Index


Patch Specification

Modifying a full image into patch itself is not a complicated task, but there are some factors to consider.

  1. Size of Patch
  2. Size of Overlap (i.e. Stride)

In a sense the patches must include the proper size for the network to pick up distinct patterns for each category and a proper stride to reduce potential spatial information loss. For the optimal size for patch and stride, I’ve initially considered doing some trial and errors, but running a full scale Neural Network expects weeks of training. In the end, I’ve referenced successful patch based Convolution Neural Network researches with similar full image sized and based it on their numbers.

Here are snippets of codes to extract patches.

class ExtractPatches:
    def __init__(self, image, patchSize, stride):
        self.image = image
        self.patchSize = patchSize
        self.stride = stride

    def extract_single_patches(self, patch):
        croppedPatches = self.image.crop((patch[0] * self.stride, patch[1] * self.stride,
                                          patch[0] * self.stride + self.patchSize,
                                          patch[1] * self.stride + self.patchSize))

        return croppedPatches

    def no_of_patches(self):
        xNoOfPatches, yNoOfPatches = (int((self.image.width - self.patchSize) / self.stride + 1),
                                      int((self.image.height - self.patchSize) / self.stride + 1))

        return xNoOfPatches, yNoOfPatches

    def extract_all_patches(self):
        xNoOfPatches, yNoOfPatches = self.no_of_patches()

        allPatches = list()
        for y in range(yNoOfPatches):
            for x in range(xNoOfPatches):
                allPatches.append(self.extract_single_patches((x,y)))

        return allPatches

Patch Neural Network Architecture

After extracting patches, the overall structure is very similar to a regular neural network.

Here is the code snippet

class PatchLevelNetwork(BaseNetwork):
    def __init__(self):
        super(PatchLevelNetwork, self).__init__('p_')

        self.features = nn.Sequential(
            nn.Conv2d(in_channels=3, out_channels=16, kernel_size=3, stride=1, padding=1),
            nn.BatchNorm2d(16),
            nn.ReLU(),
            nn.Conv2d(in_channels=16, out_channels=16, kernel_size=3, stride=1, padding=1),
            nn.BatchNorm2d(16),
            nn.ReLU(),
            nn.Conv2d(in_channels=16, out_channels=16, kernel_size=2, stride=2),
            nn.BatchNorm2d(16),
            nn.ReLU(),

            # excluded middle part, refer to the abstract architecture above to get a feeling of how it is done here

            nn.Conv2d(in_channels=128, out_channels=256, kernel_size=3, stride=1, padding=1),
            nn.BatchNorm2d(256),
            nn.ReLU(),
            nn.Conv2d(in_channels=256, out_channels=256, kernel_size=3, stride=1, padding=1),
            nn.BatchNorm2d(256),
            nn.ReLU(),
            nn.Conv2d(in_channels=256, out_channels=256, kernel_size=2, stride=2),
            nn.BatchNorm2d(256),
            nn.ReLU(),

            nn.Conv2d(in_channels=256, out_channels=1, kernel_size=1, stride=1),
        )

        self.classifier = nn.Sequential(
            nn.Linear(1 * 64 * 64, 4),
        )

        self.init_weight()

    def forward(self, x):
        x = self.features(x)
        x = x.view(x.size(0), -1)
        x = self.classifier(x)
        x = F.log_softmax(x, dim=1)
        return x

As mentioned in the Methods Utilized post, each procedure has a BatchNorm2d (Batch Normalization).

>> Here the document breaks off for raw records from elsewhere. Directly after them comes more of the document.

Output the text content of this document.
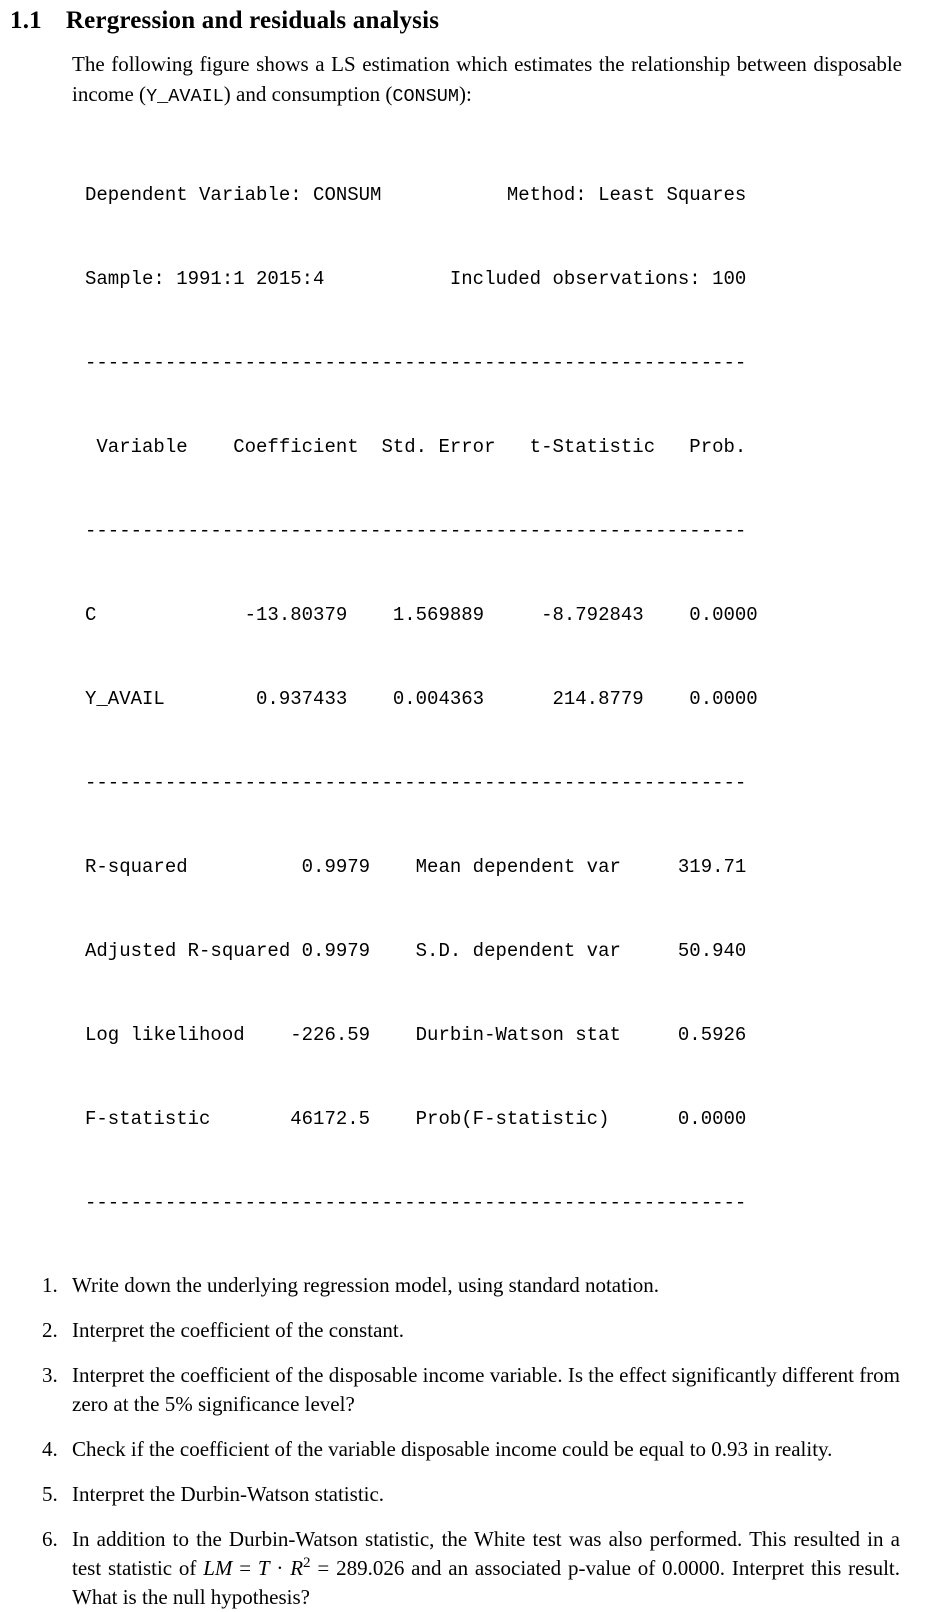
1.1 Rergression and residuals analysis
The following figure shows a LS estimation which estimates the relationship between disposable income (Y_AVAIL) and consumption (CONSUM):

Dependent Variable: CONSUM           Method: Least Squares

Sample: 1991:1 2015:4           Included observations: 100

----------------------------------------------------------

Variable    Coefficient  Std. Error   t-Statistic   Prob.

----------------------------------------------------------

C             -13.80379    1.569889     -8.792843    0.0000

Y_AVAIL        0.937433    0.004363      214.8779    0.0000

----------------------------------------------------------

R-squared          0.9979    Mean dependent var     319.71

Adjusted R-squared 0.9979    S.D. dependent var     50.940

Log likelihood    -226.59    Durbin-Watson stat     0.5926

F-statistic       46172.5    Prob(F-statistic)      0.0000

----------------------------------------------------------

1. Write down the underlying regression model, using standard notation.
2. Interpret the coefficient of the constant.
3. Interpret the coefficient of the disposable income variable. Is the effect significantly different from zero at the 5% significance level?
4. Check if the coefficient of the variable disposable income could be equal to 0.93 in reality.
5. Interpret the Durbin-Watson statistic.
6. In addition to the Durbin-Watson statistic, the White test was also performed. This resulted in a test statistic of LM = $T \cdot R^2 = 289.026$ and an associated p-value of 0.0000. Interpret this result. What is the null hypothesis?
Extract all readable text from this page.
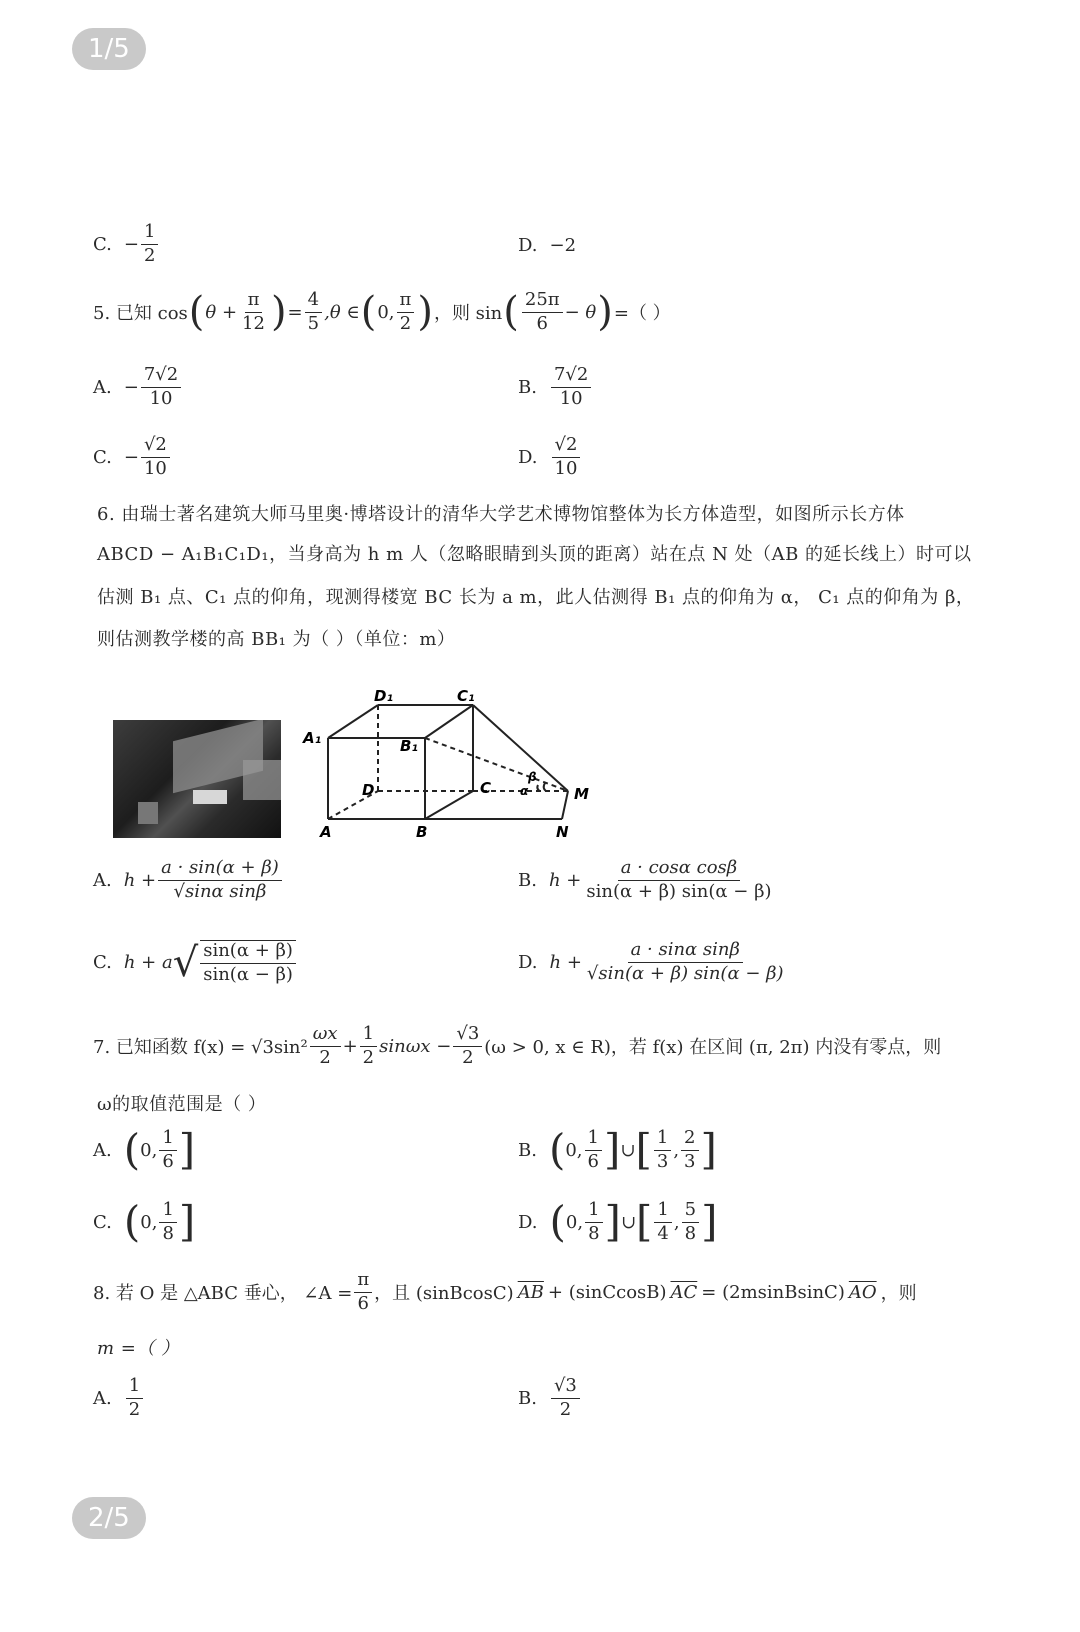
1/5
2/5
C. − $\frac{1}{2}$	D. −2
5. 已知 cos ( $\theta + \frac{\pi}{12}$ ) = $\frac{4}{5} ,\theta$ ∈ ( 0, $\frac{\pi}{2}$ ) ，则 sin ( $\frac{25\pi}{6} - \theta$ ) =（ ）
A. − $\frac{7√2}{10}$	B. $\frac{7√2}{10}$
C. − $\frac{√2}{10}$	D. $\frac{√2}{10}$
6. 由瑞士著名建筑大师马里奥·博塔设计的清华大学艺术博物馆整体为长方体造型，如图所示长方体
ABCD − A₁B₁C₁D₁，当身高为 h m 人（忽略眼睛到头顶的距离）站在点 N 处（AB 的延长线上）时可以
估测 B₁ 点、C₁ 点的仰角，现测得楼宽 BC 长为 a m，此人估测得 B₁ 点的仰角为 α， C₁ 点的仰角为 β，
则估测教学楼的高 BB₁ 为（ ）（单位：m）
D₁	C₁
A₁	B₁
D	C
A	B	N
M
β
α
A. $h + \frac{a \cdot \sin(\alpha + \beta)}{\text{√sinα sinβ}}$	B. $h + \frac{\text{a · cosα cosβ}}{\sin(\alpha + \beta) \sin(\alpha - \beta)}$
C. h + a √ $\frac{\sin(\alpha + \beta)}{\sin(\alpha - \beta)}$	D. $h + \frac{\text{a · sinα sinβ}}{√\sin(\alpha + \beta) \sin(\alpha - \beta)}$
7. 已知函数 $f(x) = √3\sin^2 \frac{\omega x}{2} + \frac{1}{2}$ $\sin\omega x - \frac{√3}{2} (\omega > 0$, x ∈ R)，若 f(x) 在区间 (π, 2π) 内没有零点，则
ω的取值范围是（ ）
A. ( 0, $\frac{1}{6}$ ]	B. ( 0, $\frac{1}{6}$ ] ∪ [ $\frac{1}{3}$ , $\frac{2}{3}$ ]
C. ( 0, $\frac{1}{8}$ ]	D. ( 0, $\frac{1}{8}$ ] ∪ [ $\frac{1}{4}$ , $\frac{5}{8}$ ]
8. 若 O 是 △ABC 垂心， ∠A = $\frac{\pi}{6}$ ，且 (sinBcosC) $\overline{AB}$ + (sinCcosB) $\overline{AC}$ = (2msinBsinC) $\overline{AO}$ ，则
m =（ ）
A. $\frac{1}{2}$	B. $\frac{√3}{2}$
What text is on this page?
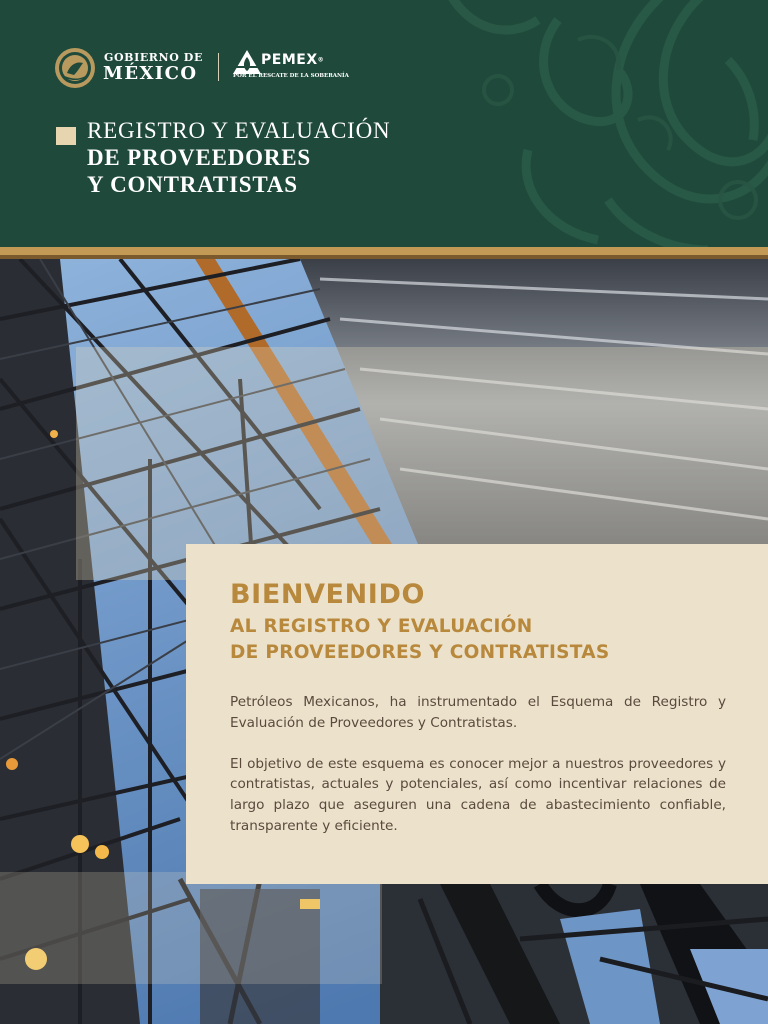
GOBIERNO DE
MÉXICO
PEMEX®
POR EL RESCATE DE LA SOBERANÍA
REGISTRO Y EVALUACIÓN
DE PROVEEDORES
Y CONTRATISTAS
BIENVENIDO
AL REGISTRO Y EVALUACIÓN
DE PROVEEDORES Y CONTRATISTAS

Petróleos Mexicanos, ha instrumentado el Esquema de Registro y Evaluación de Proveedores y Contratistas.

El objetivo de este esquema es conocer mejor a nuestros proveedores y contratistas, actuales y potenciales, así como incentivar relaciones de largo plazo que aseguren una cadena de abastecimiento confiable, transparente y eficiente.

Due to overfitting when tested, double downsampling was also integrated. Note that the output if this network will be a feature map so that in the Level 2 - Image, so spatial information are no longer available after this level.

Moreover, it is common in neural network to utilize maxpooling, but I’ve used 2x2 convolution layer with a stride of 2 instead (they pretty much do the same thing, I’ve used it because with a subset it performed better in terms of accuracy). If you are familiar with machine learning, you would have noticed the log_softmax function. Since the network is trying to classify a non-binary model, it makes sense to use the SoftMax.

Note that after each epoch the model is saved into a Pytorch checkpoints file.